1.6.3 The adaptive approach

Finally, the adaptive approach aims to create robots capable to develop the behavioral and cognitive skills required to perform a task autonomously, while they interact with their environment, through  evolutionary and/or learning processes. It focuses on model-free approaches with minimal human-designed intervention in which the behavior used by the robot solve its task and the way in which such behavior is produced is discovered by the adaptive process automatically, i.e. it is not specified by the experimenter.

The role of the experimenter consists instead in the design and implementation of the learning algorithm and of the reward function (i.e. a function that estimates how good or how bad a robot is doing). We will discuss adaptive approaches in details in Chapter 6.

The first pioneering attempt to design adaptive robots were carried by cyberneticists in the 50s, before the digital computers era and before the development of the deliberative approach. The first systematic studies, instead, were carried in the 90s after the development of evolutionary, reinforcement learning, and regression learning algorithms.

Adaptive methods present several advantages. A first advantage is that they free the designer from the need to identify a solution of the task. Identifying the behavior that a robot should produce to perform a task and the characteristics that the robot should have to produce such behavior can be challenging (we will discuss this aspect in more detail in Chapter 5). Moreover, the solutions eventually identified by the experimenter might result ineffective or unrealistic. Designing the reward function can also be challenging, as we will discuss in Chapter 6, but is certainly less challenging than designing a complete solution.

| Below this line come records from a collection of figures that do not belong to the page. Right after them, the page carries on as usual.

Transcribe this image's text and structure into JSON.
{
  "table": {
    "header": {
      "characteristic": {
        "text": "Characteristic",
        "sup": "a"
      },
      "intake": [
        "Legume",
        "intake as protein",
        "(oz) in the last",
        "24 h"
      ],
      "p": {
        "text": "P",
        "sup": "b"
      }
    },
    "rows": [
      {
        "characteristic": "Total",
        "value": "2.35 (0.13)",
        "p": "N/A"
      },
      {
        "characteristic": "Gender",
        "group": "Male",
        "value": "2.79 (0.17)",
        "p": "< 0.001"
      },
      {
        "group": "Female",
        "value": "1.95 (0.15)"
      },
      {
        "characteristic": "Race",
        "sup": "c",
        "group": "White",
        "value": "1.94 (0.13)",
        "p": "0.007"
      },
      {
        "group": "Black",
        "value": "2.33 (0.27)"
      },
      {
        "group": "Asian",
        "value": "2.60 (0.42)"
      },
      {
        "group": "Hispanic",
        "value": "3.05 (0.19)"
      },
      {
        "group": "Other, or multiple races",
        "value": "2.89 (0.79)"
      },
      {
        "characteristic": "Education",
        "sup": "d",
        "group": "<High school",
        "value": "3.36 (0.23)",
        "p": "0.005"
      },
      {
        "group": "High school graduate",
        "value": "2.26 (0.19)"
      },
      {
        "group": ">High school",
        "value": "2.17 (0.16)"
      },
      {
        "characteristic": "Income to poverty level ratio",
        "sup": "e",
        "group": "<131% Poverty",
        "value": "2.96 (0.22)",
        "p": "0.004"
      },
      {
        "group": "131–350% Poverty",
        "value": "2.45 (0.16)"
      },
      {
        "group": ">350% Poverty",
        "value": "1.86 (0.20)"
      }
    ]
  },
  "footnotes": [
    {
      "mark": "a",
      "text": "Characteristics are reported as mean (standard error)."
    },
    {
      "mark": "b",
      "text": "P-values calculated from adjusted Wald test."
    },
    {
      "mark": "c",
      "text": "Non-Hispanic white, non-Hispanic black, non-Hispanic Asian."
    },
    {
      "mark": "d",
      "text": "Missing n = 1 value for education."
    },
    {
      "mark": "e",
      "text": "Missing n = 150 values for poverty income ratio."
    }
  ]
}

A second benefit is that the adaptive approach allow synthesizing integrated solutions where each characteristic is co-adapted to each other characteristic. This is due to the fact that the adaptive process is driven by a reward function that rate the overall effectiveness of the robot’s behavior. Moreover, it is due to the fact that all characteristics are subjected to variations during the adaptive process. This property clashes with the incremental approach used by the behavior-based robotics in which the characteristics of a layers can be modified during the implementation of that layers only and remain fixed during the implementation of the successive layers.

The downside of the adaptive approach is that the training process is time-consuming and does not guarantee the development of effective solutions. We will discuss how these problems can be handled in the next chapters.

1.7 Learn how

To learn how to create adaptive robots go to Section 1 and 2 of Chapter 13 and do Exercise 1. You will be introduced to AI-Gym, a software library developed by OpenAI that permits to experiment with robots in simulation and allow comparing adaptive algorithms in a large set of problems.


Brooks R.A. (1986). A robust layered control system for a mobile robot. IEEE Journal of Robotics and Automation (2) 1: 14-23.

Brooks R.A. (1991). New approaches to robotics. Science, 253:1227-1232.

Nilsson N.J. (1984). Technical Note No. 323. SRI International, Menlo Park, CA: USA. This is a collection of papers and technical notes, some previously unpublished, from the late 1960s and early 1970s.